# Scraping the Web
Sometimes the data you require is not available in a structured, downloadable format. Often the most current data is available only on a web site. This notebook demonstrates how to "scrape" data from web sites using several different methods.

> If you understand how to web scrape, any available data on the web is a database for you!!

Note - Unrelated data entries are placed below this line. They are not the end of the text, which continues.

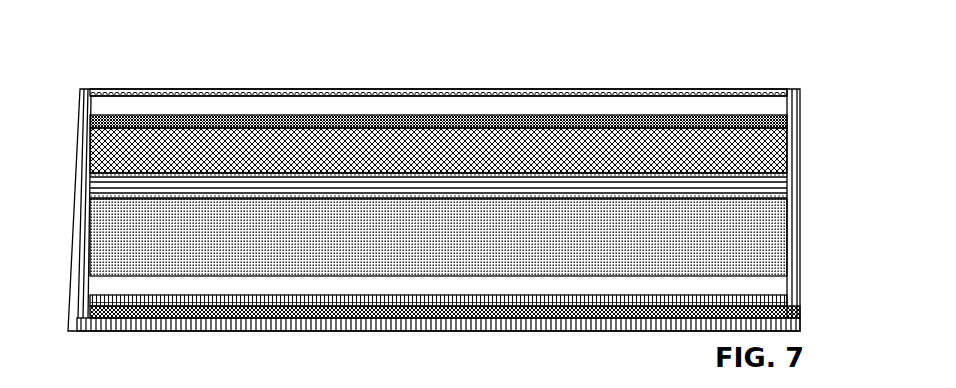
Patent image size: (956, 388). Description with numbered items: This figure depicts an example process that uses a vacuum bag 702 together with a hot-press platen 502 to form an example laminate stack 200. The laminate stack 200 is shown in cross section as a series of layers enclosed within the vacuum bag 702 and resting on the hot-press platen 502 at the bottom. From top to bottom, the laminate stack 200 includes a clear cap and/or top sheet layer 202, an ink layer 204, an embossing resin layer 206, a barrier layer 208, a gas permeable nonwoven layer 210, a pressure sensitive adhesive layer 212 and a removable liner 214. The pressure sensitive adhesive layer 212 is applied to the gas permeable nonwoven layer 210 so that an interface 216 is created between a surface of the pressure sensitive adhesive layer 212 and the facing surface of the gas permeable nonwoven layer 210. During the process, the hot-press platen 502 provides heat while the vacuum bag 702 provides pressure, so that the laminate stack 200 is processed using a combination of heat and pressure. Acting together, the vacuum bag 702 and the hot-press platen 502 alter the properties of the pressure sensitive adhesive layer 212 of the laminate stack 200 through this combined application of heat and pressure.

The laminate stack 200 is at (246, 40).
The vacuum bag 702 is at (160, 88).
The top sheet layer 202 is at (788, 101).
The ink layer 204 is at (787, 117).
The embossing resin layer 206 is at (788, 147).
The barrier layer 208 is at (788, 178).
The gas permeable nonwoven layer 210 is at (787, 240).
The pressure sensitive adhesive layer 212 is at (788, 280).
The removable liner 214 is at (788, 305).
The hot-press platen 502 is at (800, 317).
The interface 216 is at (100, 268).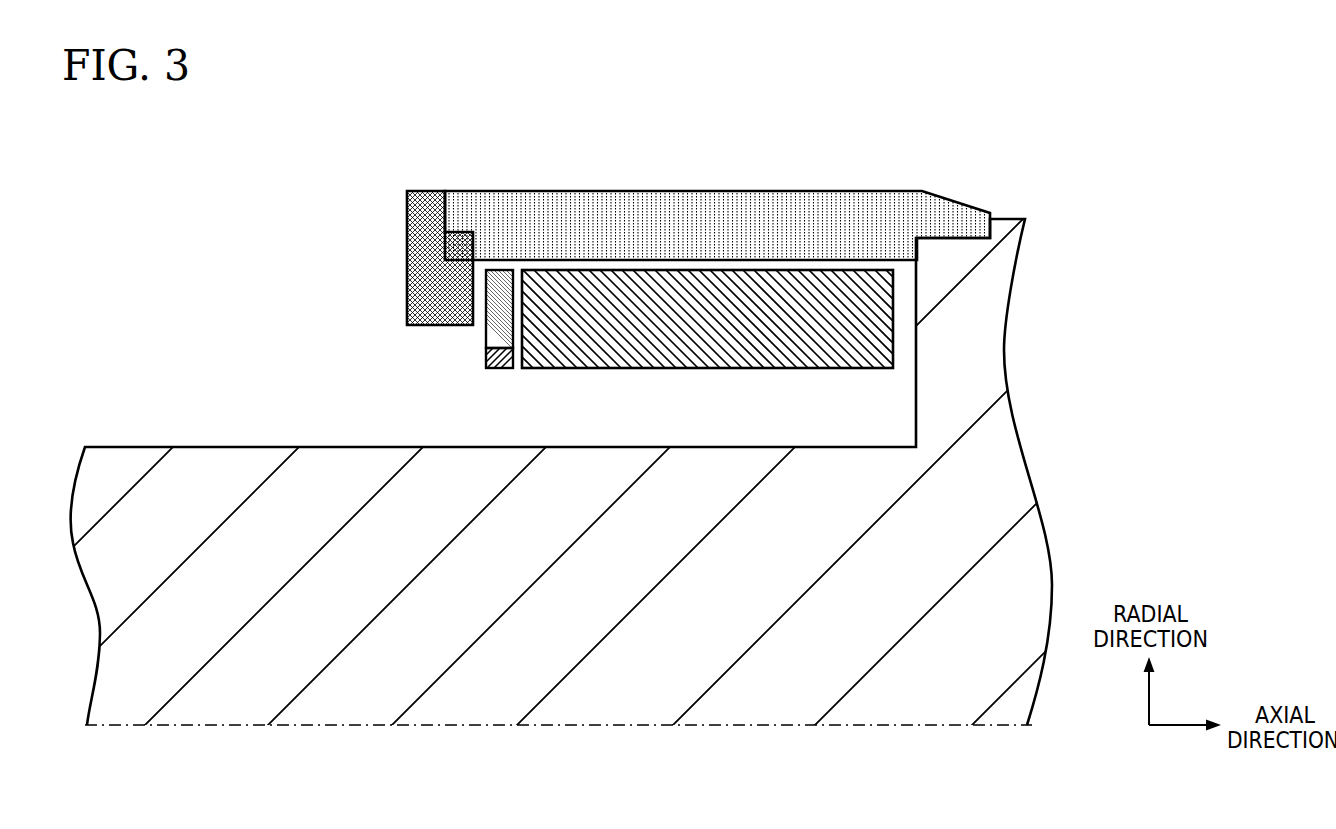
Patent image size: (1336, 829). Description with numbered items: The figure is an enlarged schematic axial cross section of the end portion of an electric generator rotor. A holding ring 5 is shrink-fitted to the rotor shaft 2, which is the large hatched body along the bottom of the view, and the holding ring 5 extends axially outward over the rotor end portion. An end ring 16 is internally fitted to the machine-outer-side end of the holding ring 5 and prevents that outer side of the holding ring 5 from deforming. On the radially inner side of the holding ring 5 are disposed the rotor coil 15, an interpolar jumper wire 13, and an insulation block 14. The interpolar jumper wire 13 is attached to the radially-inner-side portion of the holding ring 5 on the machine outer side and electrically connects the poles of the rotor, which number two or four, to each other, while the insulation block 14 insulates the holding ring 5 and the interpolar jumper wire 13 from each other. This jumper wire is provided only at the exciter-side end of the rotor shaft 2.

The rotor shaft 2 is at (965, 350).
The holding ring 5 is at (783, 237).
The interpolar jumper wire 13 is at (487, 370).
The insulation block 14 is at (485, 330).
The rotor coil 15 is at (706, 330).
The end ring 16 is at (405, 283).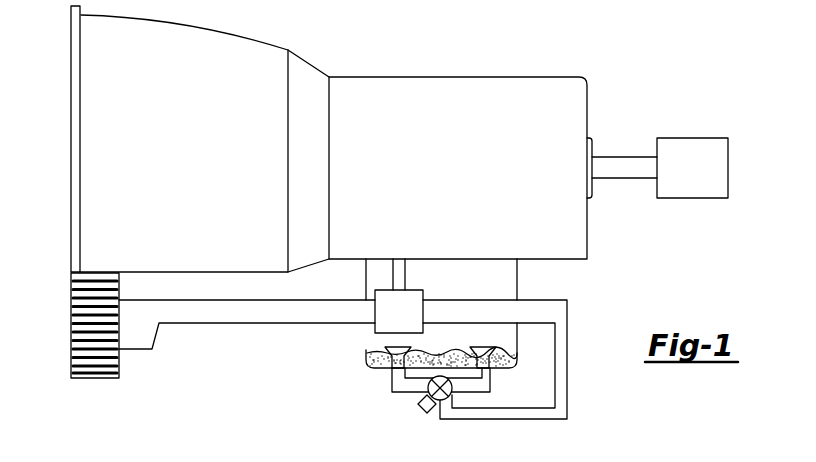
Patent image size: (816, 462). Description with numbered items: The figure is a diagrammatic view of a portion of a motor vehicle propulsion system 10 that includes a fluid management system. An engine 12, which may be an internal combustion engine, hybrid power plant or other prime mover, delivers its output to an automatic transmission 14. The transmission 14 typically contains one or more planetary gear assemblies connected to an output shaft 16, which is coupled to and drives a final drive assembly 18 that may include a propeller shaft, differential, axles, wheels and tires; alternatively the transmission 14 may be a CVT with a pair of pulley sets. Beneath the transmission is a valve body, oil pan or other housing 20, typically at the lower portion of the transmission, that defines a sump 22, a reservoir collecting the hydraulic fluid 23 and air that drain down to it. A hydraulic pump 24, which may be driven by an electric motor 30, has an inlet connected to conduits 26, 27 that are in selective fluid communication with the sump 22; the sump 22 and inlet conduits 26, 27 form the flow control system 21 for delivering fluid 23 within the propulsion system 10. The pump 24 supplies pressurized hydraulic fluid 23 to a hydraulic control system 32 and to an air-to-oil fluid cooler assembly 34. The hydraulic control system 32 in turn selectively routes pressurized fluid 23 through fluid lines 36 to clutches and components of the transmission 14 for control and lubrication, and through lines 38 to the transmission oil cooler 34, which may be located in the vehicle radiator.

The motor vehicle propulsion system 10 is at (576, 40).
The engine 12 is at (173, 163).
The automatic transmission 14 is at (448, 181).
The output shaft 16 is at (628, 165).
The final drive assembly 18 is at (684, 178).
The housing 20 is at (517, 338).
The flow control system 21 is at (582, 316).
The sump 22 is at (427, 352).
The hydraulic fluid 23 is at (370, 363).
The hydraulic pump 24 is at (451, 393).
The inlet conduit 26 is at (392, 383).
The inlet conduit 27 is at (495, 378).
The electric motor 30 is at (419, 408).
The hydraulic control system 32 is at (367, 338).
The fluid cooler assembly 34 is at (73, 316).
The fluid lines 36 is at (405, 273).
The lines 38 is at (183, 327).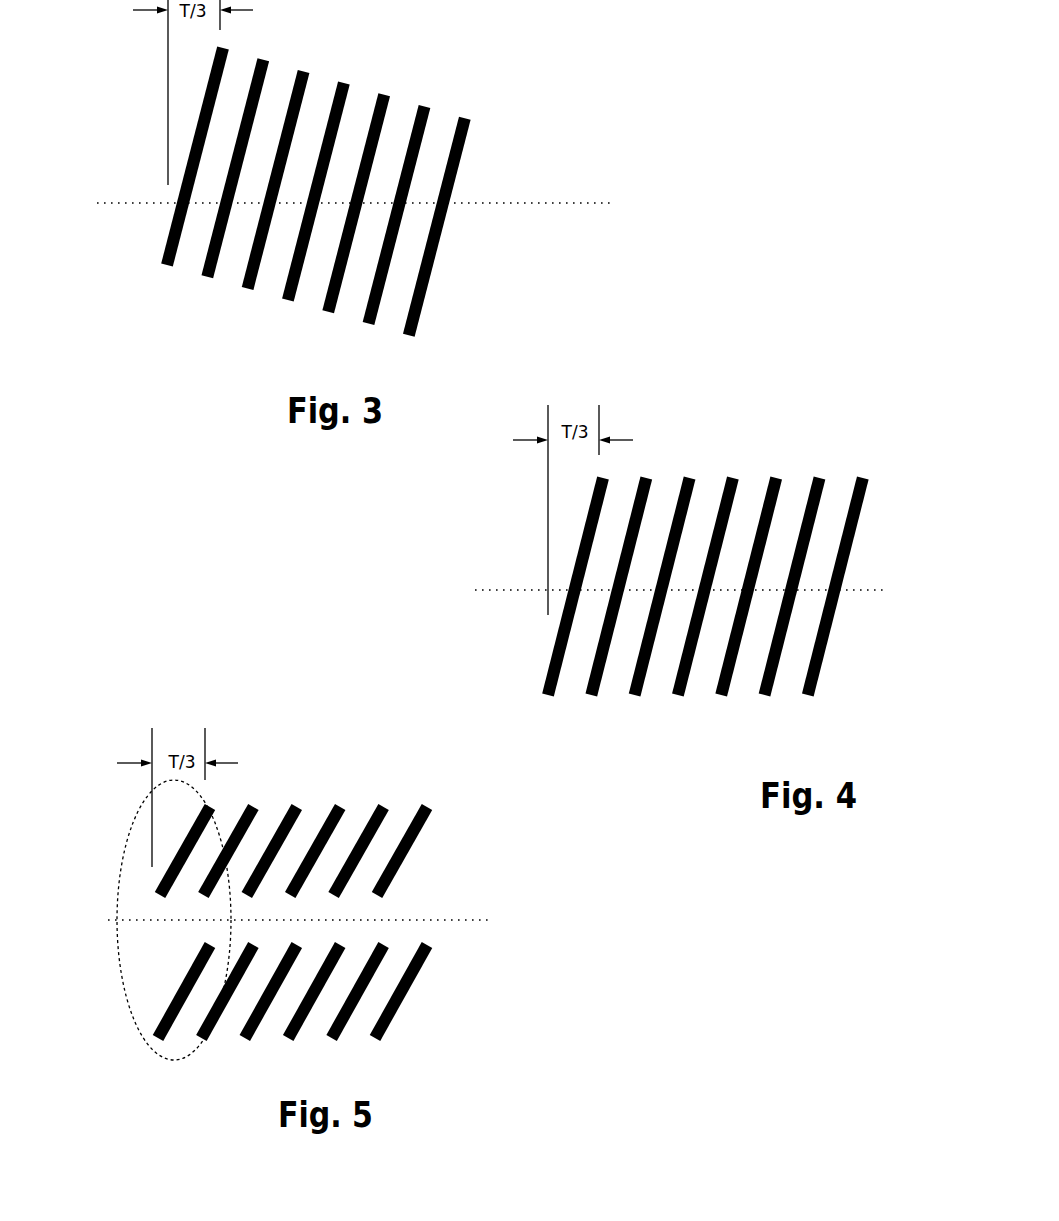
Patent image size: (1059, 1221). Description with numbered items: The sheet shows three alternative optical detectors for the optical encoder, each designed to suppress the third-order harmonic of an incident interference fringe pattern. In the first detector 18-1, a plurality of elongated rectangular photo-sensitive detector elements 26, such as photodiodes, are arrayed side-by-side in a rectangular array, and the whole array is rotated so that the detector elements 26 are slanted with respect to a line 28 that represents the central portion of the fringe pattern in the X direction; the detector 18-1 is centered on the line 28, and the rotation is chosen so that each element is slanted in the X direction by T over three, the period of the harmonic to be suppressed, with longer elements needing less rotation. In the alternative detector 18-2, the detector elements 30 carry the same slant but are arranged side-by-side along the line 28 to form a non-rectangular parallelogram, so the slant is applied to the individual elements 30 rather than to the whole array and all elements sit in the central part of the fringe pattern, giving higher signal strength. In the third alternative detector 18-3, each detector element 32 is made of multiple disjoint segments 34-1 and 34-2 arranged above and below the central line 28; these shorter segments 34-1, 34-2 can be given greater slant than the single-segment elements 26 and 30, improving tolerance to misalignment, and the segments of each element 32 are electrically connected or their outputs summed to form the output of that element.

> **Should I use RegeX (regular expressions) to parse web data?**
> Although extracting patterned data from a text file is directly in the wheelhouse of RegEx, I recommend *against* using it to parse HTML. Crafting an expression that returns all desired strings while excluding all undesired strings is likely to fail. HTML pages vary widely and will return or exclude data in ways you cannot anticipate. Instead, use a library such as Beautiful Soup, to parse HTML.

## Viewing Source HTML
To determine the best method for extracting data from an HTML page, you must view the HTML. To view HTML using Chrome, right-click the page and then click **View page source** (to view the entire page as a flat file) or click **Inspect** (to view an HTML inspection tool to navigate the page elements).


## Using Beautiful Soup
Beautiful Soup is a Python library for pulling data out of HTML and XML files. It works with your favorite parser to provide idiomatic ways of navigating, searching, and modifying the parse tree. It commonly saves programmers hours or days of work. (source: https://www.crummy.com/software/BeautifulSoup/bs4/doc/)

## Installing Beautiful Soup
To install the beautiful soup package (bs4) use pip.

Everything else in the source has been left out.